Since independence, the Grand Hotel Toplice has remained Bled’s flagship hotel and one of the leading tourist establishments in the country. Foto: Uradna stran hotela
Since independence, the Grand Hotel Toplice has remained Bled’s flagship hotel and one of the leading tourist establishments in the country. Foto: Uradna stran hotela

Even for the standards of Bled, Slovenia’s foremost mountain resort, the Grand Hotel Toplice is a special place. Through the years, it has hosted everyone from Paul McCartney and Pablo Neruda to Donald Trump and Monica Lewinsky.

The hotel’s long story has its origins in 1818, when two springs were discovered on the site of today’s hotel, on the shore of picturesque Lake Bled. The water wasn’t particularly hot, but it was a constant 23 degrees Celsius (73 degrees Fahrenheit) all year round, and a covered bath was soon built over the springs. By the second half of the 19th century, a hotel had emerged on the spot, and it soon began to attract discerning guests from across Europe to Bled, which was becoming an increasingly popular resort. Hotel Louisenbad, which changed hands several times before World War I, boasted a café, a post office, and even an “Oriental coffee house.”

But it was a Slovenian woman named Jula Vovk Molnar who made the hotel truly special. She bought the hotel at the close of the Great War, and had the original structure torn down. The new building, designed by an Austrian architect, made the hotel one of the finest in the country. Molnar renamed it the Grand Hotel Toplice (“toplice” being the Slovenian word for a hot spa).

It was during Molnar’s ownership of that Europe’s elite, including celebrities and prominent artists, regularly gathered at the hotel. Molnar was determined to make the hotel a world-class establishment and frequently visited Europe’s top resorts to learn from other hoteliers’ experiences.

Some of the most prominent guests were European diplomats. King Alexander of Yugoslavia had his summer residence in Bled, and the entire diplomatic corps would move from Belgrade to the resort for a few months every summer. Many ambassadors and their families stayed at the Grand Hotel Toplice.

Molnar, ever the entrepreneur, was determined to keep the hotel at the center of the action. She invited the Czechoslovak ice hockey team to play the nascent Yugoslav team on the frozen surface of Lake Bled. The event was a success, despite the 24:0 victory for Czechoslovakia. She also set up a golf course, one of Yugoslavia’s first.
With the outbreak of World War II, the days of glitz and glamour in Bled came to an end. The Grand Hotel Toplice became the headquarters of the Gestapo. After the war, wounded Partisans were housed on its premises.

The advent of Communism promised to change the fortunes of the Grand Hotel Toplice. Molnar was stripped of her ownership of the hotel in the second wave of nationalizations carried out in Yugoslavia.

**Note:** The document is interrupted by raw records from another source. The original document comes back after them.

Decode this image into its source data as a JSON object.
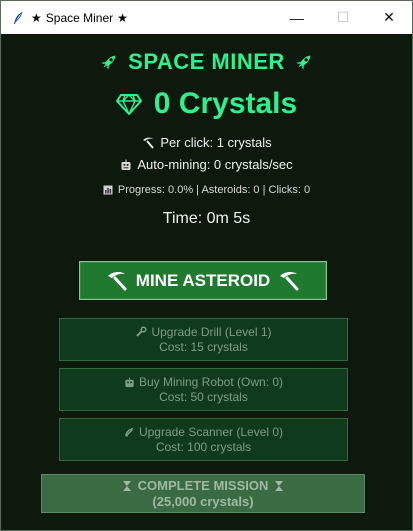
{
  "window": {
    "title": "Space Miner",
    "minimize": "—",
    "maximize": "☐",
    "close": "✕"
  },
  "game": {
    "title": "SPACE MINER",
    "crystals_text": "0 Crystals",
    "per_click": "Per click: 1 crystals",
    "auto_mining": "Auto-mining: 0 crystals/sec",
    "progress": "Progress: 0.0% | Asteroids: 0 | Clicks: 0",
    "time": "Time: 0m 5s"
  },
  "buttons": {
    "mine": "MINE ASTEROID",
    "upgrade_drill": {
      "line1": "Upgrade Drill (Level 1)",
      "line2": "Cost: 15 crystals"
    },
    "buy_robot": {
      "line1": "Buy Mining Robot (Own: 0)",
      "line2": "Cost: 50 crystals"
    },
    "upgrade_scanner": {
      "line1": "Upgrade Scanner (Level 0)",
      "line2": "Cost: 100 crystals"
    },
    "complete_mission": {
      "line1": "COMPLETE MISSION",
      "line2": "(25,000 crystals)"
    }
  },
  "colors": {
    "accent": "#2ff08f",
    "background": "#0c190c",
    "mine_button": "#1f7a30",
    "upgrade_button": "#0f3a1b",
    "complete_button": "#3a6b42"
  }
}
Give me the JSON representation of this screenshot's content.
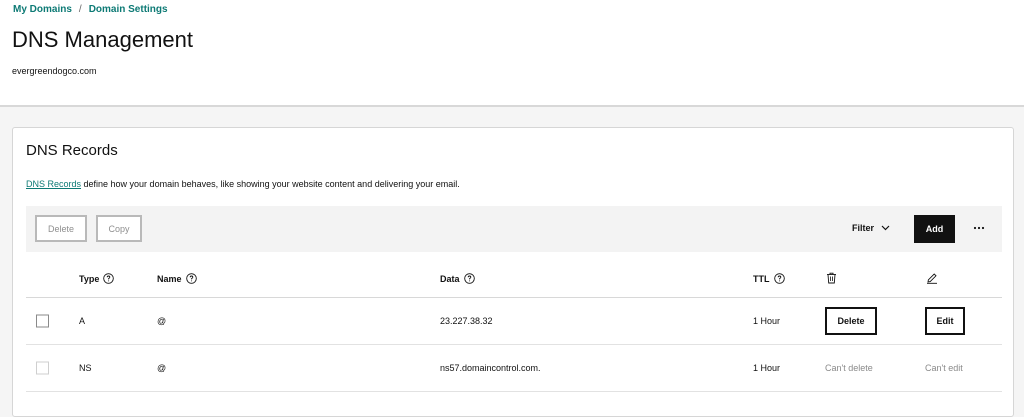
{
  "breadcrumb": {
    "items": [
      "My Domains",
      "Domain Settings"
    ],
    "separator": "/"
  },
  "header": {
    "title": "DNS Management",
    "domain": "evergreendogco.com"
  },
  "card": {
    "title": "DNS Records",
    "description_link": "DNS Records",
    "description_rest": " define how your domain behaves, like showing your website content and delivering your email."
  },
  "toolbar": {
    "delete_label": "Delete",
    "copy_label": "Copy",
    "filter_label": "Filter",
    "add_label": "Add",
    "more_icon": "ellipsis-icon"
  },
  "table": {
    "columns": {
      "type": "Type",
      "name": "Name",
      "data": "Data",
      "ttl": "TTL"
    },
    "column_icons": {
      "delete": "trash-icon",
      "edit": "pencil-icon"
    },
    "rows": [
      {
        "type": "A",
        "name": "@",
        "data": "23.227.38.32",
        "ttl": "1 Hour",
        "delete_label": "Delete",
        "edit_label": "Edit",
        "editable": true
      },
      {
        "type": "NS",
        "name": "@",
        "data": "ns57.domaincontrol.com.",
        "ttl": "1 Hour",
        "delete_label": "Can't delete",
        "edit_label": "Can't edit",
        "editable": false
      }
    ]
  },
  "colors": {
    "link": "#0d7a75",
    "primary_button": "#111111",
    "muted_text": "#8a8a8a"
  }
}
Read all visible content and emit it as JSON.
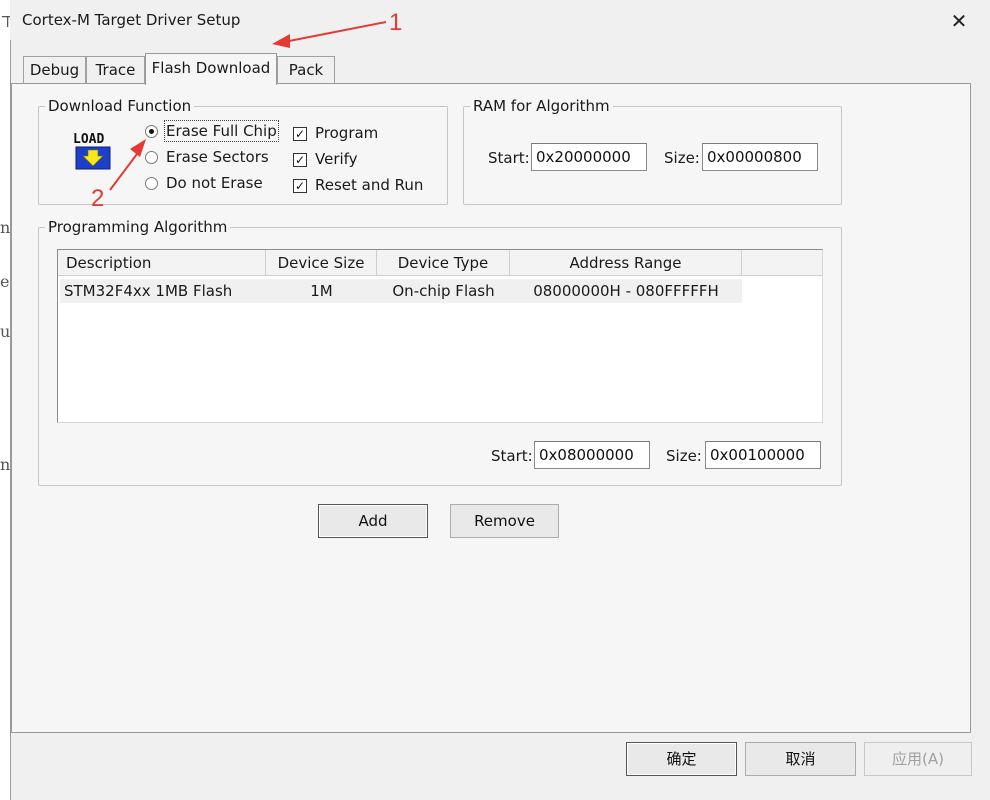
{
  "window": {
    "title": "Cortex-M Target Driver Setup",
    "close_glyph": "✕"
  },
  "tabs": [
    {
      "label": "Debug"
    },
    {
      "label": "Trace"
    },
    {
      "label": "Flash Download"
    },
    {
      "label": "Pack"
    }
  ],
  "download_function": {
    "legend": "Download Function",
    "radios": [
      {
        "label": "Erase Full Chip",
        "selected": true
      },
      {
        "label": "Erase Sectors",
        "selected": false
      },
      {
        "label": "Do not Erase",
        "selected": false
      }
    ],
    "checkboxes": [
      {
        "label": "Program",
        "checked": true
      },
      {
        "label": "Verify",
        "checked": true
      },
      {
        "label": "Reset and Run",
        "checked": true
      }
    ],
    "load_icon_text": "LOAD"
  },
  "ram_algorithm": {
    "legend": "RAM for Algorithm",
    "start_label": "Start:",
    "start_value": "0x20000000",
    "size_label": "Size:",
    "size_value": "0x00000800"
  },
  "programming_algorithm": {
    "legend": "Programming Algorithm",
    "columns": [
      "Description",
      "Device Size",
      "Device Type",
      "Address Range"
    ],
    "rows": [
      {
        "description": "STM32F4xx 1MB Flash",
        "size": "1M",
        "type": "On-chip Flash",
        "range": "08000000H - 080FFFFFH"
      }
    ],
    "start_label": "Start:",
    "start_value": "0x08000000",
    "size_label": "Size:",
    "size_value": "0x00100000"
  },
  "buttons": {
    "add": "Add",
    "remove": "Remove"
  },
  "footer": {
    "ok": "确定",
    "cancel": "取消",
    "apply": "应用(A)"
  },
  "annotations": {
    "one": "1",
    "two": "2",
    "color": "#e53935"
  }
}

The hotel had become government property.

The Communist regime, however, knew the importance of the hotel for Slovenia’s tourism. The authorities decided to keep it a luxury hotel -- the flagship of Yugoslav tourism. They retained the tradition of its pre-war owner: the first Communist-era manager of the hotel was a former elevator operator whom Molnar had sent to be trained in London.

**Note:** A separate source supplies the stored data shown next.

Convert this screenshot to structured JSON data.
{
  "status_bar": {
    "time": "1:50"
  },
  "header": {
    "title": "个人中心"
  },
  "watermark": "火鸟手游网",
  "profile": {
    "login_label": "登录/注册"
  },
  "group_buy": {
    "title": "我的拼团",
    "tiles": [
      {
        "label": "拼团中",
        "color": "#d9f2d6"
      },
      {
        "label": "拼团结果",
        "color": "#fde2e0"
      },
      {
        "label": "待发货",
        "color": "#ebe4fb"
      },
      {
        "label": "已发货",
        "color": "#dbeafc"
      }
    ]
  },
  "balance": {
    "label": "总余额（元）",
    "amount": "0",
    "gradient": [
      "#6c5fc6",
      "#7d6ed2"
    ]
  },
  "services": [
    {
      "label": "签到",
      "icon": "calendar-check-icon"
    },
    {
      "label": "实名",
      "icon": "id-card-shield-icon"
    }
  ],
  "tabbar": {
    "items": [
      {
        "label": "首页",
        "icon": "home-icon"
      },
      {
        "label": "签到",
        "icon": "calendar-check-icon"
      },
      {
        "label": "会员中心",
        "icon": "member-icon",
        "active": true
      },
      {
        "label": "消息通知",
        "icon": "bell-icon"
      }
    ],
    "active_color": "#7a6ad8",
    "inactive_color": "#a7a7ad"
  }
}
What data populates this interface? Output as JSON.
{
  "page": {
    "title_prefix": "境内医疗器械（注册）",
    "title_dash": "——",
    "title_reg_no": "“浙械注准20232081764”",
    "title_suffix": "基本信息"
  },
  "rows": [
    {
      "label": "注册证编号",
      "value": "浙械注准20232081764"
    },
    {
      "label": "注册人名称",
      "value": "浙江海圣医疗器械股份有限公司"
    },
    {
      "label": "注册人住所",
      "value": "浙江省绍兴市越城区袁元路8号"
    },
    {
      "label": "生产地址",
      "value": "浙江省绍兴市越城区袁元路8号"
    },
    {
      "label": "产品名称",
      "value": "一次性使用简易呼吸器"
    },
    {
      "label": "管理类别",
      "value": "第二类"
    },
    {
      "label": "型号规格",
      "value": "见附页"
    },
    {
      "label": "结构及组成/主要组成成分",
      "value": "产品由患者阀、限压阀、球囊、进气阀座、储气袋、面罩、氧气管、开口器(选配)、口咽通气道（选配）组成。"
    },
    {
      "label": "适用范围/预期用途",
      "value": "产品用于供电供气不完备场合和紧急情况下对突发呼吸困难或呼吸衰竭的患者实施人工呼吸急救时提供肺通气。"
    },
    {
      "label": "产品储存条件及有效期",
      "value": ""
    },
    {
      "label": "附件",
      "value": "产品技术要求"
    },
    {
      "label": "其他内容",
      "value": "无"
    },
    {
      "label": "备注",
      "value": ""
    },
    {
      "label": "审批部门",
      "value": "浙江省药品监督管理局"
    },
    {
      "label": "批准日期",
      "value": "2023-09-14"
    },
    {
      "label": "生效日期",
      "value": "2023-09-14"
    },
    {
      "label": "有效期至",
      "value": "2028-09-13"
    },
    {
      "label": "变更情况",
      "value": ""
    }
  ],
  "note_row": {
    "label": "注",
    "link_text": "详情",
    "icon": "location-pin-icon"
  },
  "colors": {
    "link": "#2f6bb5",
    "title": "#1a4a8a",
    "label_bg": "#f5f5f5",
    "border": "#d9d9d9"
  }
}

Even Molnar herself received special treatment. Unlike many other former business owners, who were completely dispossessed by the new regime, Molnar was given a villa by the lake in recognition for creating one of the country’s foremost hotels. Still, she was deprived of a source of income, and had to make dolls – wearing Slovenian national costumes -- to make ends meet.

In large part because of Molnar’s legacy, the hotel soon attracted increasing numbers of European guests, despite the tense, Cold War conditions. Because President Tito decided to continue King Alexander’s practice of spending the summer in Bled, the Grand Hotel Toplice once again housed foreign diplomats all summer long. One of them was the Czech Ambassador to Yugoslavia, Josef Korbel, who brought his young daughter Marie Jana Korbelová with him. Korbelová visited the hotel again many years later as Madeleine Albright, the U.S. Secretary of State.

Even though the hotel was now located in a Communist country, it continued to attract wealthy visitors from Western Europe. Some had stayed in the hotel before the war, while many others discovered Toplice anew on tours that took them from the Slovenian Alps to the Dalmatian coastline. In an age of austerity, the hotel offered a level of service on par with the best in Western Europe.

Since independence, the Grand Hotel Toplice has remained Bled’s flagship hotel and one of the leading tourist establishments in the country. Nowadays, it’s difficult to imagine Bled without its “grand old dame,” and it’s impossible to imagine the hotel without the spunk, vision and determination of Jula Molnar.